The legacy of this system is reflected in how workers of color more broadly are treated in tipped positions, in which they continue to be overrepresented. Research shows that people of color tend to receive less money in tips from customers and are more susceptible to harassment.
Many tipped workers today struggle to make enough money to live on, and the amount they receive has decreased during the pandemic, according to multiple reports by One Fair Wage. The latest survey found that 50 percent of women working in restaurants and 58 percent of women of color said they do not earn enough in tips to reach the full minimum wage. Legally, when workers’ base pay of $2.13 per hour combined with tips does not reach the federal minimum wage of $7.25 per hour, employers are required to pay them the difference. However, establishments violate these policies by failing to pay workers that difference, Jayaraman said. The power disparity between customers and workers who need tips for their basic needs can embolden patrons’ hostile behavior.
The accumulation of these conditions is taking a toll on workers. Quit rates among workers in “accommodation and food services” have remained among the highest across industries, according to the Bureau of Labor Statistics.
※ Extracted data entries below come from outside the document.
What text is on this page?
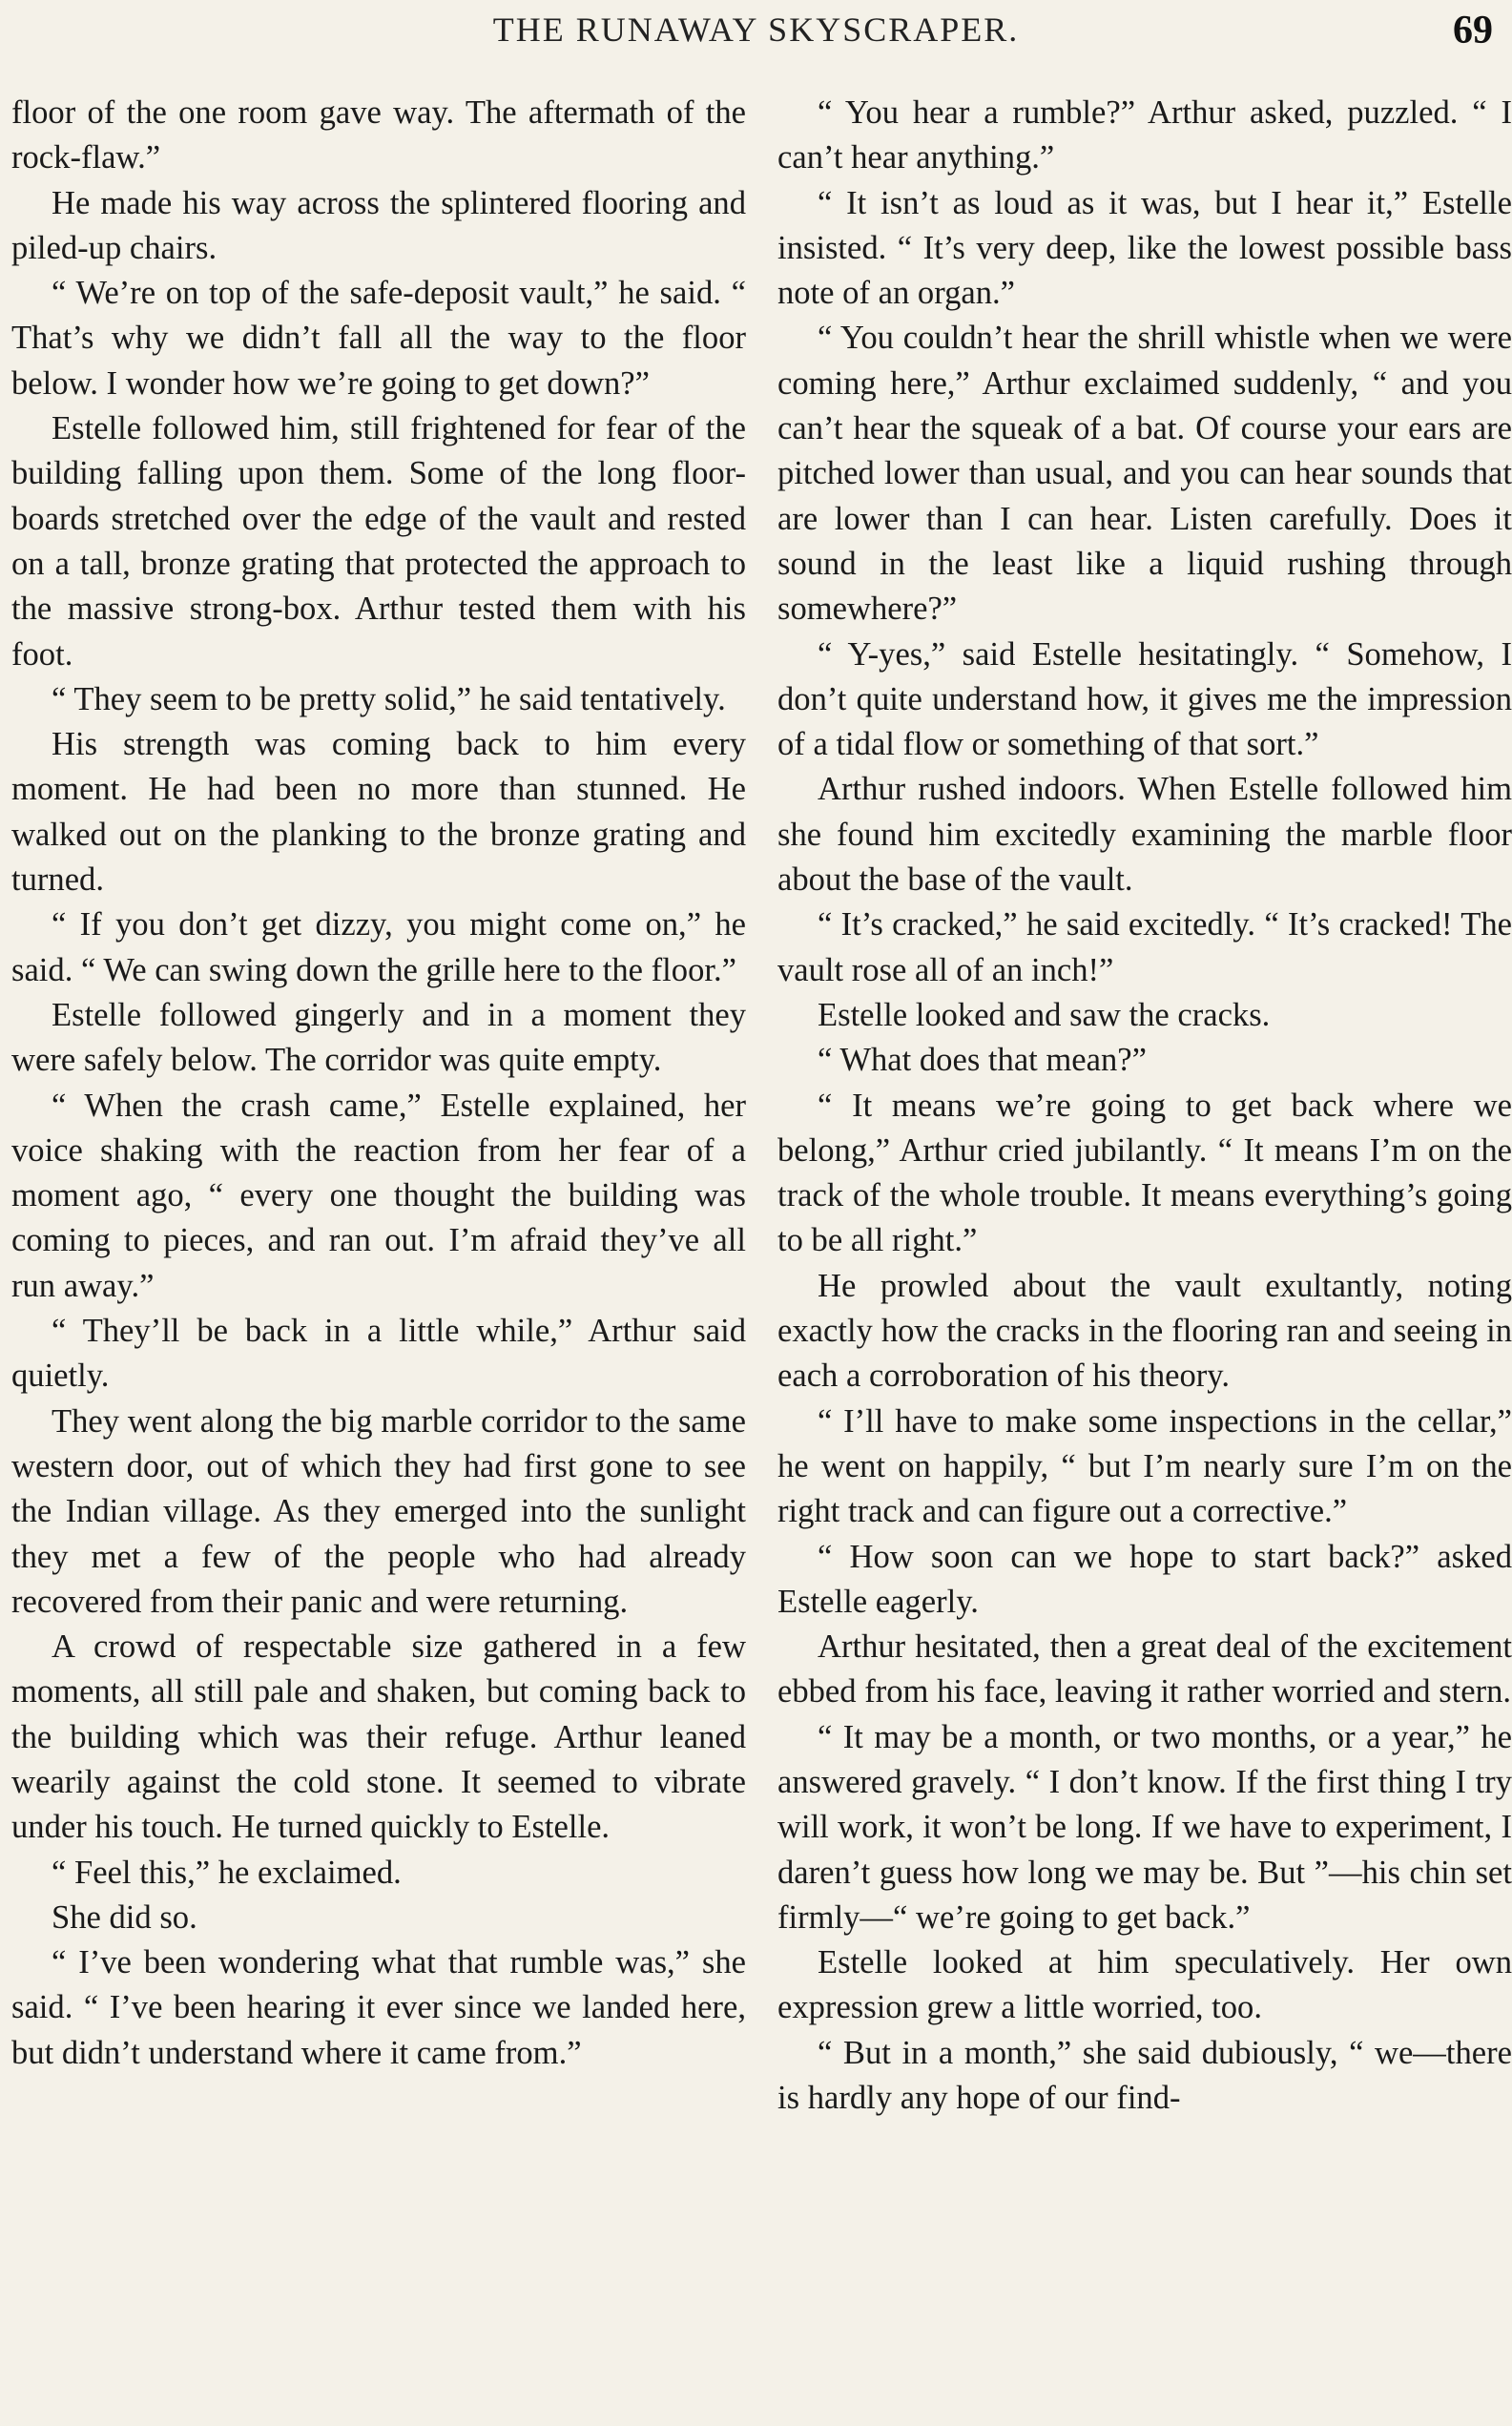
THE RUNAWAY SKYSCRAPER.	69

floor of the one room gave way. The aftermath of the rock-flaw.”

He made his way across the splintered flooring and piled-up chairs.

“ We’re on top of the safe-deposit vault,” he said. “ That’s why we didn’t fall all the way to the floor below. I wonder how we’re going to get down?”

Estelle followed him, still frightened for fear of the building falling upon them. Some of the long floor-boards stretched over the edge of the vault and rested on a tall, bronze grating that protected the approach to the massive strong-box. Arthur tested them with his foot.

“ They seem to be pretty solid,” he said tentatively.

His strength was coming back to him every moment. He had been no more than stunned. He walked out on the planking to the bronze grating and turned.

“ If you don’t get dizzy, you might come on,” he said. “ We can swing down the grille here to the floor.”

Estelle followed gingerly and in a moment they were safely below. The corridor was quite empty.

“ When the crash came,” Estelle explained, her voice shaking with the reaction from her fear of a moment ago, “ every one thought the building was coming to pieces, and ran out. I’m afraid they’ve all run away.”

“ They’ll be back in a little while,” Arthur said quietly.

They went along the big marble corridor to the same western door, out of which they had first gone to see the Indian village. As they emerged into the sunlight they met a few of the people who had already recovered from their panic and were returning.

A crowd of respectable size gathered in a few moments, all still pale and shaken, but coming back to the building which was their refuge. Arthur leaned wearily against the cold stone. It seemed to vibrate under his touch. He turned quickly to Estelle.

“ Feel this,” he exclaimed.

She did so.

“ I’ve been wondering what that rumble was,” she said. “ I’ve been hearing it ever since we landed here, but didn’t understand where it came from.”

“ You hear a rumble?” Arthur asked, puzzled. “ I can’t hear anything.”

“ It isn’t as loud as it was, but I hear it,” Estelle insisted. “ It’s very deep, like the lowest possible bass note of an organ.”

“ You couldn’t hear the shrill whistle when we were coming here,” Arthur exclaimed suddenly, “ and you can’t hear the squeak of a bat. Of course your ears are pitched lower than usual, and you can hear sounds that are lower than I can hear. Listen carefully. Does it sound in the least like a liquid rushing through somewhere?”

“ Y-yes,” said Estelle hesitatingly. “ Somehow, I don’t quite understand how, it gives me the impression of a tidal flow or something of that sort.”

Arthur rushed indoors. When Estelle followed him she found him excitedly examining the marble floor about the base of the vault.

“ It’s cracked,” he said excitedly. “ It’s cracked! The vault rose all of an inch!”

Estelle looked and saw the cracks.

“ What does that mean?”

“ It means we’re going to get back where we belong,” Arthur cried jubilantly. “ It means I’m on the track of the whole trouble. It means everything’s going to be all right.”

He prowled about the vault exultantly, noting exactly how the cracks in the flooring ran and seeing in each a corroboration of his theory.

“ I’ll have to make some inspections in the cellar,” he went on happily, “ but I’m nearly sure I’m on the right track and can figure out a corrective.”

“ How soon can we hope to start back?” asked Estelle eagerly.

Arthur hesitated, then a great deal of the excitement ebbed from his face, leaving it rather worried and stern.

“ It may be a month, or two months, or a year,” he answered gravely. “ I don’t know. If the first thing I try will work, it won’t be long. If we have to experiment, I daren’t guess how long we may be. But ”—his chin set firmly—“ we’re going to get back.”

Estelle looked at him speculatively. Her own expression grew a little worried, too.

“ But in a month,” she said dubiously, “ we—there is hardly any hope of our find-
The quit rate among this sector as of February 2022 was 6 percent, compared to 5.2 percent in February of last year and 4.1 percent in February 2020.
Fifty-seven percent of women respondents to One Fair Wage’s March survey said they have considered leaving due to instances of sexual harassment they witnessed or were subjected to, on top of the low wages they receive. Sixty-three percent of women of color said the same.
Women who stay in the industry are pushing for more pay and better treatment at their workplaces. At the legislative level, a federal bill introduced last year that stalled in committee would have raised the minimum wage for regular employees over a five-year period and eliminated subminimum wage practices for new hires, tipped employees, as well as those with disabilities. The Economic Policy Institute’s minimum wage tracker indicates that eight states currently offer a tipped wage that meets the state minimum wage. Workers in states that offer tips in addition to a full $15 wage tend to experience less harassment, Jayaraman said.
“When you’re paid a full wage, you don’t feel like you have to put up with as much from customers to get those tips,” she said. “You can count on the wage from your employer.”